After 100 years of stable, edible zoos, Barnum's Animals Crackers is throwing a new creature into the mix to commemorate a century of small red boxes on thin white strings. Recently, visitors to the Nabisco website voted on whether a koala, walrus, penguin, or cobra should join the Barnum family. Results are still being tabulated, but the early favorite was the koala.
Animal-shaped cookies migrated to America in the late 1800s as an English import to meet the craze for fancy baked goods. Bakeries across America began producing them, and in 1902, the National Biscuit Co. gave its version a new name - Barnum's Animals - and a circus theme.
At first, the crackers were sold from large tins. But that same year, National Biscuit Co. executives designed a circus-wagon box with a string to hang from the Christmas tree. The five-cent seasonal box became a year-round hit.
Over the past century, 53 animal breeds have leapt from the small red box to children's mouths.

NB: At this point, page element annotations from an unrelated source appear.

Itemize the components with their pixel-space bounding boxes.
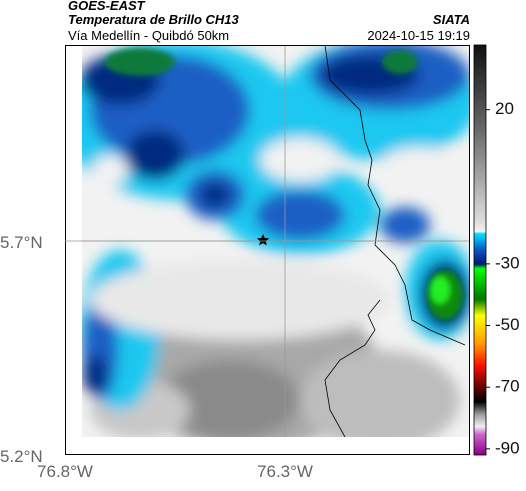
- satellite-image: [82, 45, 470, 437]
- caption: Vía Medellín - Quibdó 50km: [68, 28, 229, 43]
- colorbar: [473, 44, 487, 456]
- lon-tick-label: 76.3°W: [257, 462, 313, 481]
- colorbar-tick-label: -70: [495, 377, 520, 396]
- colorbar-tick-label: -50: [495, 315, 520, 334]
- title: GOES-EAST: [68, 0, 146, 13]
- lat-tick-label: 5.2°N: [0, 447, 43, 466]
- subtitle: Temperatura de Brillo CH13: [68, 12, 240, 27]
- colorbar-tick-label: -90: [495, 438, 520, 457]
- colorbar-tick-label: 20: [495, 99, 514, 118]
- colorbar-tick-label: -30: [495, 253, 520, 272]
- map-frame: [65, 45, 470, 455]
- datetime: 2024-10-15 19:19: [367, 28, 470, 43]
- lat-tick-label: 5.7°N: [0, 233, 43, 252]
- source: SIATA: [433, 12, 470, 27]
- lon-tick-label: 76.8°W: [37, 462, 93, 481]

Only lions, elephants, bears, and tigers have enjoyed continuous production, with more exotic creatures - such as jaguars and hyenas - making occasional guest appearances.
Six years ago, a limited-edition endangered-species collection was created to raise money and awareness for the World Wildlife Fund.
The centennial winner will join the current lineup of bison, camels, elephants, giraffes, gorillas, hippopotamuses, jaguars, kangaroos, monkeys, lions, rhinoceroses, seals, tigers, sheep, wolves, zebras, and sitting and standing bears.